With the advent of the Para Pan Am Games less than 80 days away it seems an appropriate time to review a book whose protagonist is visually impaired, as many of the competitions at the games are for the visually impaired.
This labyrinthine plot that is intricately involved, grave in tone but also delicately sensuous is an intriguing read. This is a fairly long book that takes a circuitous route through many lives and the back and forth meanderings can at times be daunting. However the abbreviated chapters lessen these burdens.
Anthony Doerr is a stylist and the prose are poetic and lines lyrical. Beyond this is a storyline filled with well researched detail set in WW II Germany and France with some incursions into the Soviet Union. Two young lives vastly different but strangely alike in their struggles to survive and succeed dominate the main theme.
The protagonist in this story is Marie-Laure LeBlanc, who has been blind since age six, as a result of severe cataracts. She lives with her beloved Papa, father, who is attentive to her needs and cares for her. He is the locksmith and keeper of the keys to the Museum of Natural History in Paris. In his spare time he builds miniatures of the streets and buildings in their area so Marie-Laure can feel them and accustom herself to her surroundings and then navigate the streets even with her affliction. Within the confines of the museum is housed an extraordinary, ancient greyish blue diamond with a slight reddish hue that word has it is cursed.
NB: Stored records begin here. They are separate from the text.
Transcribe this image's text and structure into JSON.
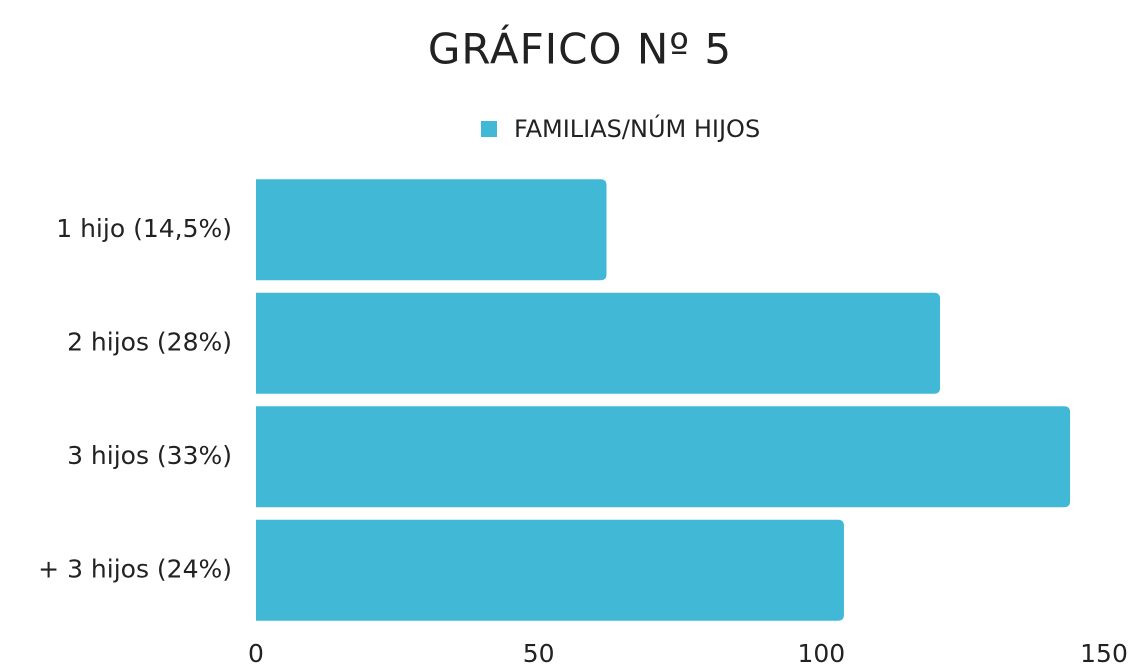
{
  "chart_data": {
    "type": "hbar",
    "title": "GRÁFICO Nº 5",
    "categories": [
      "1 hijo (14,5%)",
      "2 hijos (28%)",
      "3 hijos (33%)",
      "+ 3 hijos (24%)"
    ],
    "series": [
      {
        "name": "FAMILIAS/NÚM HIJOS",
        "color": "#41b8d5",
        "values": [
          62,
          121,
          144,
          104
        ]
      }
    ],
    "xlim": [
      0,
      150
    ],
    "xticks": [
      0,
      50,
      100,
      150
    ],
    "grid": false,
    "legend": "top"
  }
}
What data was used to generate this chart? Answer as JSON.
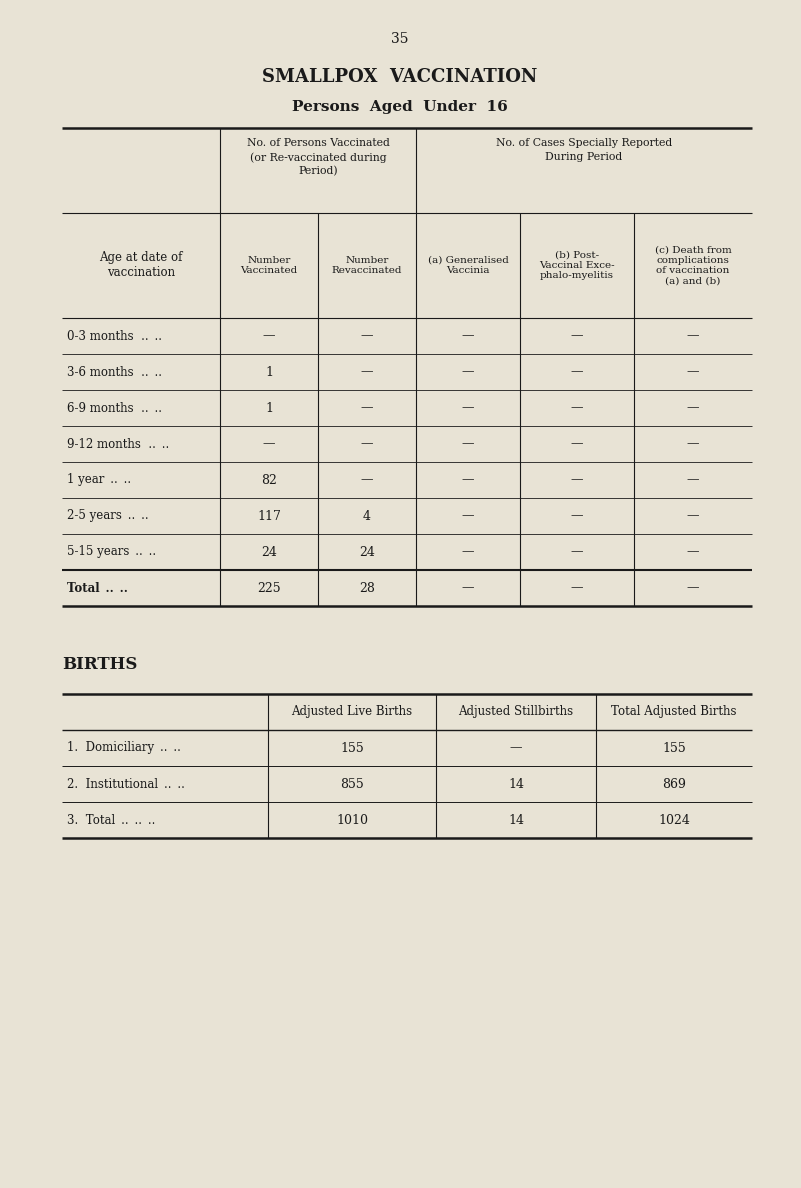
{
  "page_number": "35",
  "title": "SMALLPOX  VACCINATION",
  "subtitle": "Persons  Aged  Under  16",
  "bg_color": "#e8e3d5",
  "text_color": "#1a1a1a",
  "table1": {
    "header_row2_cols": [
      "Number\nVaccinated",
      "Number\nRevaccinated",
      "(a) Generalised\nVaccinia",
      "(b) Post-\nVaccinal Exce-\nphalo-myelitis",
      "(c) Death from\ncomplications\nof vaccination\n(a) and (b)"
    ],
    "rows": [
      [
        "0-3 months  ..    ..",
        "—",
        "—",
        "—",
        "—",
        "—"
      ],
      [
        "3-6 months  ..    ..",
        "1",
        "—",
        "—",
        "—",
        "—"
      ],
      [
        "6-9 months  ..    ..",
        "1",
        "—",
        "—",
        "—",
        "—"
      ],
      [
        "9-12 months  ..    ..",
        "—",
        "—",
        "—",
        "—",
        "—"
      ],
      [
        "1 year    ..    ..",
        "82",
        "—",
        "—",
        "—",
        "—"
      ],
      [
        "2-5 years    ..    ..",
        "117",
        "4",
        "—",
        "—",
        "—"
      ],
      [
        "5-15 years    ..    ..",
        "24",
        "24",
        "—",
        "—",
        "—"
      ],
      [
        "TOTAL    ..    ..",
        "225",
        "28",
        "—",
        "—",
        "—"
      ]
    ],
    "total_row_index": 7
  },
  "births_title": "BIRTHS",
  "table2": {
    "headers": [
      "",
      "Adjusted Live Births",
      "Adjusted Stillbirths",
      "Total Adjusted Births"
    ],
    "rows": [
      [
        "1.  Domiciliary    ..    ..",
        "155",
        "—",
        "155"
      ],
      [
        "2.  Institutional    ..    ..",
        "855",
        "14",
        "869"
      ],
      [
        "3.  Total    ..    ..",
        "1010",
        "14",
        "1024"
      ]
    ]
  }
}
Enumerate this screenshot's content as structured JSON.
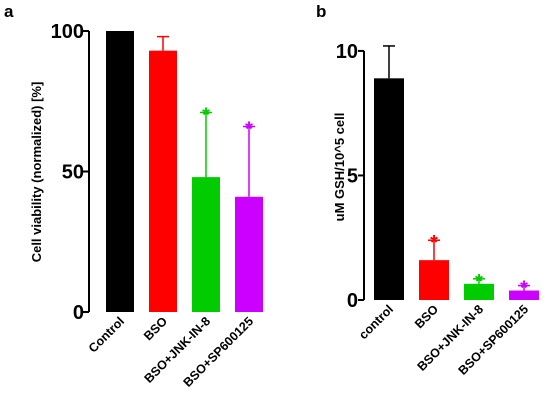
{
  "chart_data": [
    {
      "panel": "a",
      "type": "bar",
      "ylabel": "Cell viability (normalized) [%]",
      "ylim": [
        0,
        100
      ],
      "yticks": [
        0,
        50,
        100
      ],
      "categories": [
        "Control",
        "BSO",
        "BSO+JNK-IN-8",
        "BSO+SP600125"
      ],
      "values": [
        100,
        93,
        48,
        41
      ],
      "error_upper": [
        0,
        5,
        23,
        25
      ],
      "significance": [
        "",
        "",
        "*",
        "*"
      ],
      "colors": [
        "#000000",
        "#ff0000",
        "#00cc00",
        "#cc00ff"
      ]
    },
    {
      "panel": "b",
      "type": "bar",
      "ylabel": "uM GSH/10^5 cell",
      "ylim": [
        0,
        10.8
      ],
      "yticks": [
        0,
        5,
        10
      ],
      "categories": [
        "control",
        "BSO",
        "BSO+JNK-IN-8",
        "BSO+SP600125"
      ],
      "values": [
        8.9,
        1.6,
        0.65,
        0.38
      ],
      "error_upper": [
        1.3,
        0.8,
        0.2,
        0.2
      ],
      "significance": [
        "",
        "*",
        "*",
        "*"
      ],
      "colors": [
        "#000000",
        "#ff0000",
        "#00cc00",
        "#cc00ff"
      ]
    }
  ]
}
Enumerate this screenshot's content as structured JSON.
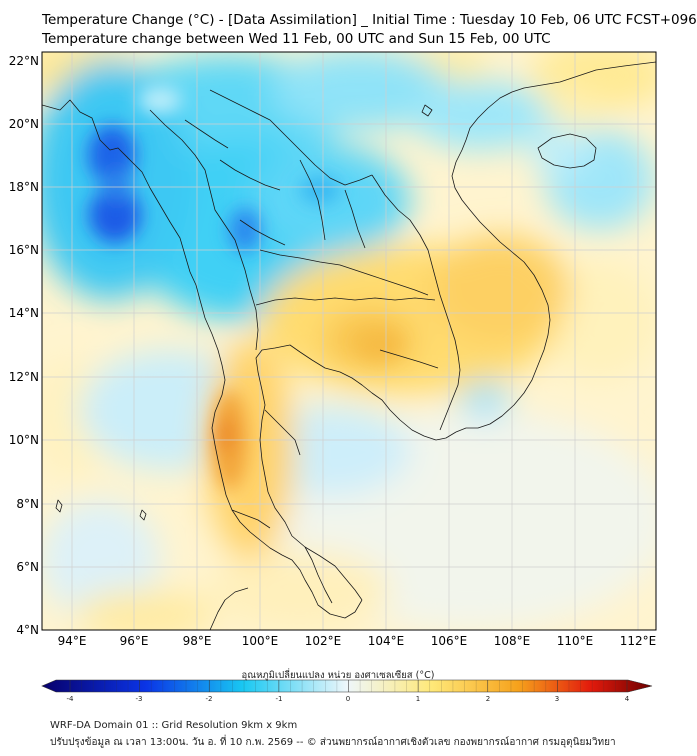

When the German occupation of Paris ensues Marie-Laure and her father are forced to flee Paris to Saint-Malo off the coast of Brittany where Marie-Laure’s great uncle Etienne lives. The pernicious diamond is entrusted to their care and forms a riveting part of the overall storyline.
Werner Pfennig and his sister Jutta are orphaned German children. Their father has been killed in a mining accident. Werner is a very intelligent boy with a penchant for repairing radios, which stands him in good stead. He is recruited by the Nazis to attend a national school that trains children in the brutality of the Third Reich. Werner is indoctrinated under their spell and unleashes his own depravity. This is a graphic, unsettling part of the story, the German War Machine has left the world concussed.
Werner’s link to the main theme here is through his prowess with electrical circuits where later as a soldier he comes in contact with great-uncle Etienne who mans a radio for the underground movement. Perceived opposite realities are now to become complimentary parts of the narrative whole. The links are forming in the chain of events and the lives of all the participants become connected in some way.
This narration with its’ simmering background ache to the physical and mental hardships of the characters still offers hope and glimpses of enlightenment at the end of the tunnel. This is a riveting, satisfying read.